Derbysieger Hello Max ist in Ruhestand. Statt im Parcours tummelt sich das legendäre Erfolgspferd von Springreiter Gilbert Tillmann auf der Weide. Und damit ist Tillmanns Erfolgsserie beim Deutschen Springderby in Hamburg – dem wohl legendären und wohl schwersten Springen der Welt – vorbei? Von wegen!

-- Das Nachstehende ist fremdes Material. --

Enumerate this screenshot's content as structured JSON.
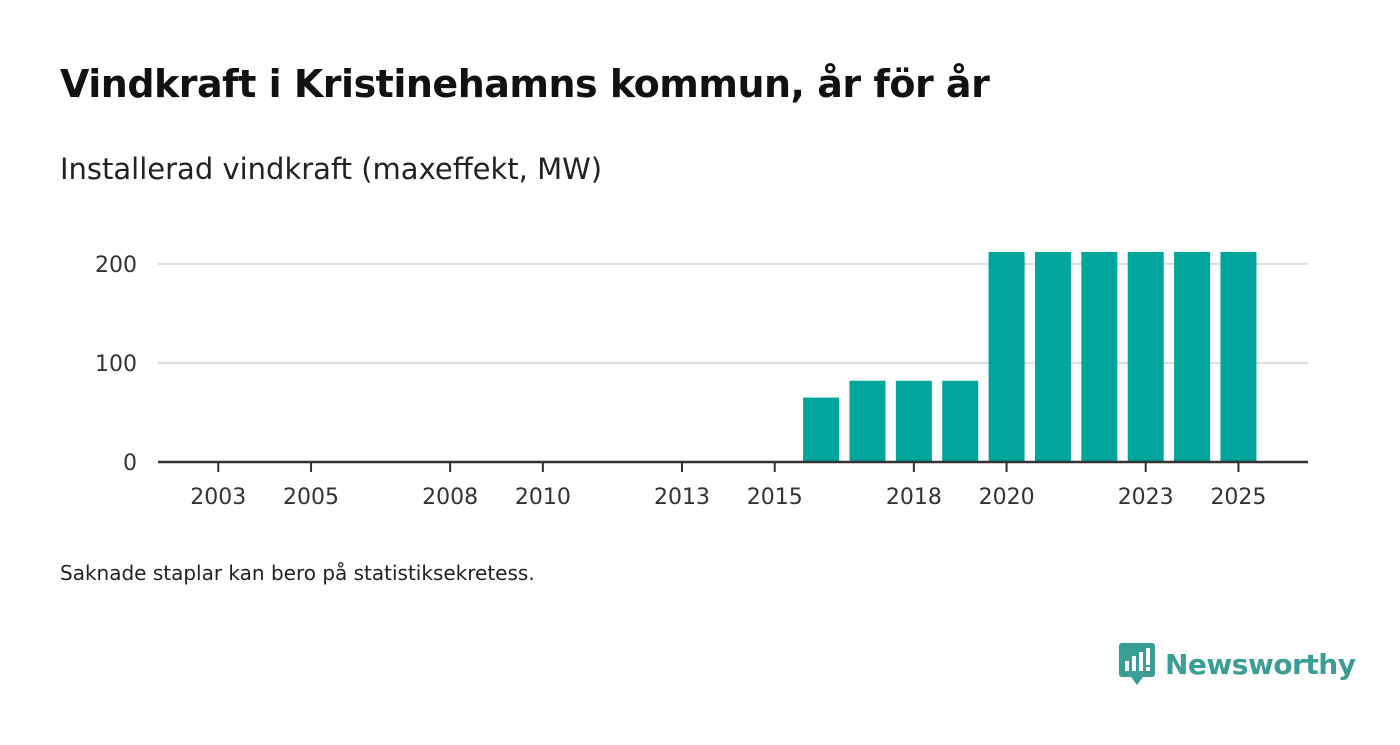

Am Sonntag bewies der 33-Jährige, dass es für ihn auch nach „Hello Max“ und dem Sieg 2013 zwischen Pulvermanns Grab, dem großen Wall und Birkenoxer weitergeht. Auf Hadjib, seinem erst neunjährigen Nachwuchspferd, sicherte sich Gilbert Tillmann, im 86. Deutschen Springderby 2015 Platz sieben. Das Paar bewältigte den legendären Kurs in Klein-Flottbeek mit zwei Abwürfen im Umlauf. Fehlerfrei gelang das lediglich dem Sieger, Christian Glienewinkel auf seinem 14-jährigen Hannoveraner Professional Aircare, weswegen es dieses Jahr kein Stechen gab. Nur vier Paare galoppierten mit vier Fehlerpunkten über die Ziellinie; Gilbert Tillmann und Hadjib lieferten mit ihren 175,31 Sekunden trotz der beiden Abwürfe noch eine extrem gute Leistung ab.

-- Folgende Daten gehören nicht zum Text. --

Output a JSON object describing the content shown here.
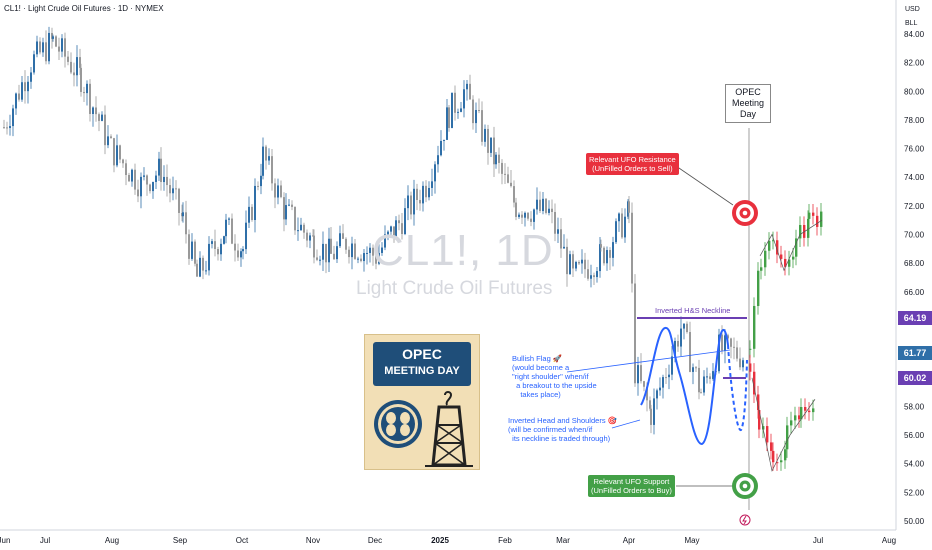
{
  "header": {
    "symbol": "CL1!",
    "title": "Light Crude Oil Futures",
    "interval": "1D",
    "exchange": "NYMEX",
    "full": "CL1! · Light Crude Oil Futures · 1D · NYMEX"
  },
  "axis_top": {
    "currency": "USD",
    "scale": "BLL"
  },
  "watermark": {
    "big": "CL1!, 1D",
    "small": "Light Crude Oil Futures"
  },
  "price_labels": {
    "upper": "64.19",
    "current": "61.77",
    "lower": "60.02"
  },
  "colors": {
    "up": "#2f6fa8",
    "down": "#999999",
    "neckline": "#6a3fb3",
    "resistance": "#e8303d",
    "support": "#43a047",
    "annotation": "#2962ff"
  },
  "annotations": {
    "neckline_label": "Inverted H&S Neckline",
    "opec_day": [
      "OPEC",
      "Meeting",
      "Day"
    ],
    "resistance": [
      "Relevant UFO Resistance",
      "(UnFilled Orders to Sell)"
    ],
    "support": [
      "Relevant UFO Support",
      "(UnFilled Orders to Buy)"
    ],
    "bullish_flag": "Bullish Flag 🚀\n(would become a\n\"right shoulder\" when/if\n  a breakout to the upside\n    takes place)",
    "inverted_hs": "Inverted Head and Shoulders 🎯\n(will be confirmed when/if\n  its neckline is traded through)",
    "poster": [
      "OPEC",
      "MEETING DAY"
    ]
  },
  "chart_data": {
    "type": "candlestick",
    "title": "CL1! · Light Crude Oil Futures · 1D · NYMEX",
    "x_ticks": [
      "Jul",
      "Aug",
      "Sep",
      "Oct",
      "Nov",
      "Dec",
      "2025",
      "Feb",
      "Mar",
      "Apr",
      "May",
      "Jun",
      "Jul",
      "Aug"
    ],
    "y_ticks": [
      50,
      52,
      54,
      56,
      58,
      60,
      62,
      64,
      66,
      68,
      70,
      72,
      74,
      76,
      78,
      80,
      82,
      84
    ],
    "y_tick_labels": [
      "50.00",
      "52.00",
      "54.00",
      "56.00",
      "58.00",
      "60.00",
      "62.00",
      "64.00",
      "66.00",
      "68.00",
      "70.00",
      "72.00",
      "74.00",
      "76.00",
      "78.00",
      "80.00",
      "82.00",
      "84.00"
    ],
    "ylim": [
      49.5,
      85.5
    ],
    "grid": false,
    "close_path": [
      [
        "Jun",
        77.5
      ],
      [
        "Jul",
        82
      ],
      [
        "Jul",
        83.5
      ],
      [
        "Jul",
        81
      ],
      [
        "Aug",
        76
      ],
      [
        "Aug",
        73.5
      ],
      [
        "Aug",
        74.5
      ],
      [
        "Sep",
        71
      ],
      [
        "Sep",
        67
      ],
      [
        "Sep",
        70.5
      ],
      [
        "Oct",
        69
      ],
      [
        "Oct",
        75.5
      ],
      [
        "Oct",
        71.5
      ],
      [
        "Nov",
        69.5
      ],
      [
        "Nov",
        68.5
      ],
      [
        "Nov",
        69.5
      ],
      [
        "Dec",
        68.5
      ],
      [
        "Dec",
        70.5
      ],
      [
        "2025",
        73.5
      ],
      [
        "2025",
        78.5
      ],
      [
        "2025",
        80
      ],
      [
        "Feb",
        75
      ],
      [
        "Feb",
        72
      ],
      [
        "Mar",
        71.5
      ],
      [
        "Mar",
        67
      ],
      [
        "Mar",
        68.5
      ],
      [
        "Apr",
        71.5
      ],
      [
        "Apr",
        60.5
      ],
      [
        "Apr",
        57.5
      ],
      [
        "Apr",
        63.5
      ],
      [
        "May",
        59
      ],
      [
        "May",
        62
      ],
      [
        "May",
        61.5
      ],
      [
        "Jun",
        63
      ],
      [
        "Jun",
        68.5
      ],
      [
        "Jun",
        67.5
      ],
      [
        "Jul",
        68
      ]
    ],
    "horizontal_levels": [
      {
        "name": "Inverted H&S Neckline",
        "value": 64.19
      },
      {
        "name": "Relevant UFO Resistance",
        "value": 72.0
      },
      {
        "name": "Relevant UFO Support",
        "value": 52.5
      }
    ]
  }
}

„Das war wirklich eine tolle Leistung von Hadjib, der mit einen neun Jahren ja noch nicht so erfahren und schon gar nicht so Derby-erfahren ist wie es Hello Max war“, freute sich Gilbert Tillmann, der den Wallach, der aus dem Zuchtgebiet Zweibrücken stammt, zuhause auf Gut Neuhaus gezielt vorbereitete. „Genauso akribisch wie schon immer Hello Max“, erzählt er. „Hadjib ist genauso ehrgeizig und will immer sein Bestes geben.“ Der Wille ließ den Dunkelbraunen dann auch hoch über die Derby-Hindernisse fliegen. „Die zwei Fehler sind passiert, so ist der Sport, aber ich bin dennoch hoch zufrieden“, so Tillmann. Viele seiner Fans verfolgten seine Ritte in Hamburg live vor Ort. „Die Unterstützung meiner Familie und Freunde ist wahrlich unglaublich.“

Schon in den beiden Qualifikationsspringen hatte das Grevenbroicher Paar geglänzt: Platz zehn beim ersten Auftritt am Donnerstag und Platz fünf mit nur einem Zeitfehler im zweiten Springen am Freitag. Jetzt darf sich der Derbynachwuchs erst mal etwas ausruhen… Gilbert Tillmann hat mit diesem siebten Platz erfolgstechnisch an die Ära „Hallo Max“ angeknüpft und bewiesen, dass die Konkurrenz beim Deutschen Derby auch in den kommenden Jahren mit ihm rechnen muss. Da bekommt der Reiter-Spruch „Einmal im Derbyfieber – immer im Derbyfieber“ für alle Pferdesportfans im Rhein-Kreis Neuss noch mal eine neue Dimension.